Hannah’s narration uses the metaphor of a “procession of gentle, industrious angels” to frame the Amish women’s organized, selfless care for the dying Gabriel. This moment stands in contrast to the community’s earlier shunning of Rachel, suggesting a form of collective atonement and highlighting the compassionate power of communal obligation. The scene demonstrates the support system within the Amish world, which mobilizes to offer physical and spiritual comfort in the face of suffering.

“Up from the grass and out of the woods came a bright green glow, as tens of thousands of flashing fireflies moved into the yard and coalesced into a single, vibrant cloud above us, a swirling column of light growing brighter, blindingly bright. […] Soon those fireflies descended, hovering like an insect hurricane over and around Gabriel’s bed.”


(Part 4, Chapter 40, Pages 298-299)

This passage employs magical realism to depict the moment of Gabriel’s death, transforming a natural phenomenon into a supernatural event. The simile “like an insect hurricane” conveys the overwhelming power of the fireflies, which function symbolically as agents of divine or natural grace, ushering his soul away. The visual imagery of the “blindingly bright” light elevates Gabriel’s passing to a transcendent, sacred experience.

“I would tell her this: all zealous belief, secular and spiritual, relies upon some blindness in the believers. Only in the brokenness of true humility can we see beyond the false borders we ourselves, saints and sinners alike, erect.”

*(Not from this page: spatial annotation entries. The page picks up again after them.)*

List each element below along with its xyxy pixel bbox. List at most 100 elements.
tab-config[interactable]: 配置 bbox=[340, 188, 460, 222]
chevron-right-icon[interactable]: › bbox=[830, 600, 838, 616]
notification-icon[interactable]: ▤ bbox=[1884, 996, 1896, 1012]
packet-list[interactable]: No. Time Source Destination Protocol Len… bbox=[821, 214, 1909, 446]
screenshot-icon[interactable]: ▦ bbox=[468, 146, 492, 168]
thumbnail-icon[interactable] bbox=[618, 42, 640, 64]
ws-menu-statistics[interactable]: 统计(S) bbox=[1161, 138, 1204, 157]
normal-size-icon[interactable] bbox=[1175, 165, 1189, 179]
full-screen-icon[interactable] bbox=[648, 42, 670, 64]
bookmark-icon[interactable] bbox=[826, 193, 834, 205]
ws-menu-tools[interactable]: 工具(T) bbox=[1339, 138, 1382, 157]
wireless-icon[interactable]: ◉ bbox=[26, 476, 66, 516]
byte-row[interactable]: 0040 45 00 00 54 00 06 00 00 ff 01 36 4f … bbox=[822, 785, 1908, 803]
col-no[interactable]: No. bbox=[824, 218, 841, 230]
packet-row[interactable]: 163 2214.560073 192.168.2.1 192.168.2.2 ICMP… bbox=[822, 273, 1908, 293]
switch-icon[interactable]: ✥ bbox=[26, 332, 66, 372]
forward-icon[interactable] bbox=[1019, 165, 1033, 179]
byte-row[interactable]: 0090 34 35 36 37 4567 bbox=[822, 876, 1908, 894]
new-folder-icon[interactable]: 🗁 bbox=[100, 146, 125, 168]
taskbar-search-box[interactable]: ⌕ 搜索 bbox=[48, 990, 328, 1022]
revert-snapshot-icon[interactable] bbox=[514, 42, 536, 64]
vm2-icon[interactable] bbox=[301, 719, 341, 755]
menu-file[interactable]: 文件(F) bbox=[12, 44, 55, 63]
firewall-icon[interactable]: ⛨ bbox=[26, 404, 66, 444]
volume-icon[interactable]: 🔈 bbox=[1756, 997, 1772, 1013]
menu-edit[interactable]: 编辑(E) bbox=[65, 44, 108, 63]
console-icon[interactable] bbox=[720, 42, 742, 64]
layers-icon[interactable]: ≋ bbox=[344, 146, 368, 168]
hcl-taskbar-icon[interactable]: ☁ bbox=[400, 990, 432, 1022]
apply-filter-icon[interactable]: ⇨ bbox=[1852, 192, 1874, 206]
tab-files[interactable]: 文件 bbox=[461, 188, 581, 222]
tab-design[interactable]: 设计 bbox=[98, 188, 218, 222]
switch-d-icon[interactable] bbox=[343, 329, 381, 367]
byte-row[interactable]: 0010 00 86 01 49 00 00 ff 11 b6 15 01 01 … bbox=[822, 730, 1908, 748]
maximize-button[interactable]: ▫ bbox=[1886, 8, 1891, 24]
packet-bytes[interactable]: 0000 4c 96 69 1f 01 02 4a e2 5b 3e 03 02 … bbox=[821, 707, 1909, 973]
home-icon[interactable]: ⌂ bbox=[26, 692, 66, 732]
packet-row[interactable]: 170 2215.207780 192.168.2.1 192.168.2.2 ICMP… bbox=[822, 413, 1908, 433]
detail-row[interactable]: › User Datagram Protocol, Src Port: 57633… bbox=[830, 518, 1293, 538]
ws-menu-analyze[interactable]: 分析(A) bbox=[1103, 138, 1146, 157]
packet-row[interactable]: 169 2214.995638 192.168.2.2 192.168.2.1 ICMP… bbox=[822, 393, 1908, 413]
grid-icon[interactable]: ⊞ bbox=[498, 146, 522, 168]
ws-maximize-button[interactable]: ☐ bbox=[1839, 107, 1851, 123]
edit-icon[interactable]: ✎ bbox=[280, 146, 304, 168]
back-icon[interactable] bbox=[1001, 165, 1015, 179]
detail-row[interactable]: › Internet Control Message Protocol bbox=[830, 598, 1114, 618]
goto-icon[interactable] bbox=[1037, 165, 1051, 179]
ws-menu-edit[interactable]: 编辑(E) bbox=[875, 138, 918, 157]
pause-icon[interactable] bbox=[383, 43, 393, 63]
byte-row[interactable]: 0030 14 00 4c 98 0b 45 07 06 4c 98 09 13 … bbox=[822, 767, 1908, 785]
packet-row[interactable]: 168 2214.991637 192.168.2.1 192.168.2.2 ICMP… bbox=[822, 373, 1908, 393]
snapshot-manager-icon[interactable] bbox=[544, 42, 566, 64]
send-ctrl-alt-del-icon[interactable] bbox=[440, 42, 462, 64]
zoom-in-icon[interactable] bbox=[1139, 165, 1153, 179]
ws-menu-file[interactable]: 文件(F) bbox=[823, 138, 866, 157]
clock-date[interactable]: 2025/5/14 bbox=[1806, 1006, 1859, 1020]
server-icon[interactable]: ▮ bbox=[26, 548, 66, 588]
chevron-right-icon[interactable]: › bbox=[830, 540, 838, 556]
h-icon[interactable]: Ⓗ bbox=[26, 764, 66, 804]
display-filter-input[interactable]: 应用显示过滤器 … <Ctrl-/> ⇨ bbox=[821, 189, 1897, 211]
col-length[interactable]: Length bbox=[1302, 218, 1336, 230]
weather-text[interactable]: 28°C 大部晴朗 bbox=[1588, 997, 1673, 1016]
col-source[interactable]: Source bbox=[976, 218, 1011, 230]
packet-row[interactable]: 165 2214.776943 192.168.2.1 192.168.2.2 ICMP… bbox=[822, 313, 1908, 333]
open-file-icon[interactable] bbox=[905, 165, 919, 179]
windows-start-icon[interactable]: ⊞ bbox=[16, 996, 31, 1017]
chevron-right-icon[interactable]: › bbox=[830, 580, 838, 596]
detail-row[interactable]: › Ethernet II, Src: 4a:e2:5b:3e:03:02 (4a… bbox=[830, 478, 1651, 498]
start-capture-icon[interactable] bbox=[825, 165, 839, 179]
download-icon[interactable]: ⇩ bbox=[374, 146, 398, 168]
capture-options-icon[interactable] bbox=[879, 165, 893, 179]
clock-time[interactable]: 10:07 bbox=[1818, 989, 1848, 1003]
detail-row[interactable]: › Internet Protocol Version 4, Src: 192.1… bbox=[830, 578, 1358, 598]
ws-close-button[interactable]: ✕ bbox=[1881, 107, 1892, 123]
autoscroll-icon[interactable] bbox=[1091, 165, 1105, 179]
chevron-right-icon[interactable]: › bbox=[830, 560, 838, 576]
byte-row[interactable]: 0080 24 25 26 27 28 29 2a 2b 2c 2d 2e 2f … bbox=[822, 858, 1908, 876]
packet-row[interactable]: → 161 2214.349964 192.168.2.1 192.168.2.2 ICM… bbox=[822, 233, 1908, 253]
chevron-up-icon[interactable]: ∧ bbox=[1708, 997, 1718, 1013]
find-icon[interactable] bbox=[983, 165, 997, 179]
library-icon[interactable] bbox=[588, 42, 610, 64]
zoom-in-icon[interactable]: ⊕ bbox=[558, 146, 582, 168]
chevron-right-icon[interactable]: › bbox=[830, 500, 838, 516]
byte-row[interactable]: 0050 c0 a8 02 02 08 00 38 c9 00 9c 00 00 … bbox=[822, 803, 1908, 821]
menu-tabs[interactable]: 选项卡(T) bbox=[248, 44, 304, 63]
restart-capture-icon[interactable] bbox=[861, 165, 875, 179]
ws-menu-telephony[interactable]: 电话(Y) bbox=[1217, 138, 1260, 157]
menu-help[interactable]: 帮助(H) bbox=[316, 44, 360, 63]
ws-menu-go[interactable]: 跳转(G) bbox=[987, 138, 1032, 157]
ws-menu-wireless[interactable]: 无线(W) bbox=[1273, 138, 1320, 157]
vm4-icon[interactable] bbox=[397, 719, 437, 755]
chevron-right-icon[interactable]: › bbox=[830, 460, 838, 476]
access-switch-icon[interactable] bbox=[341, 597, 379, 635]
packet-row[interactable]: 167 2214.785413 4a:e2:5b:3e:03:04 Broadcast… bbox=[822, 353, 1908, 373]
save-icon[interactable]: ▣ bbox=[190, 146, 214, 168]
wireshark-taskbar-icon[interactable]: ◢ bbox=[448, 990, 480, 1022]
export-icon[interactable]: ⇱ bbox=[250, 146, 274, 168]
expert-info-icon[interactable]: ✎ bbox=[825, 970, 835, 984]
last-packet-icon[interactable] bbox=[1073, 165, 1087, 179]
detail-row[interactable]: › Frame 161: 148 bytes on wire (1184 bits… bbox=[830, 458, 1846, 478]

(Part 4, Chapter 42, Page 310)

In this moment of reflection, Hannah articulates the central lesson of her spiritual journey, directly addressing the theme of the struggle for faith in the face of suffering. The juxtaposition of the “blindness” of zealous belief with the clarity that comes from “brokenness” encapsulates her evolution from a woman of rigid dogma to one who embraces the intellectual complexity inherent in spirituality. This statement serves as her final thesis on faith, arguing that true spiritual sight is achieved through the humility gained from enduring profound loss.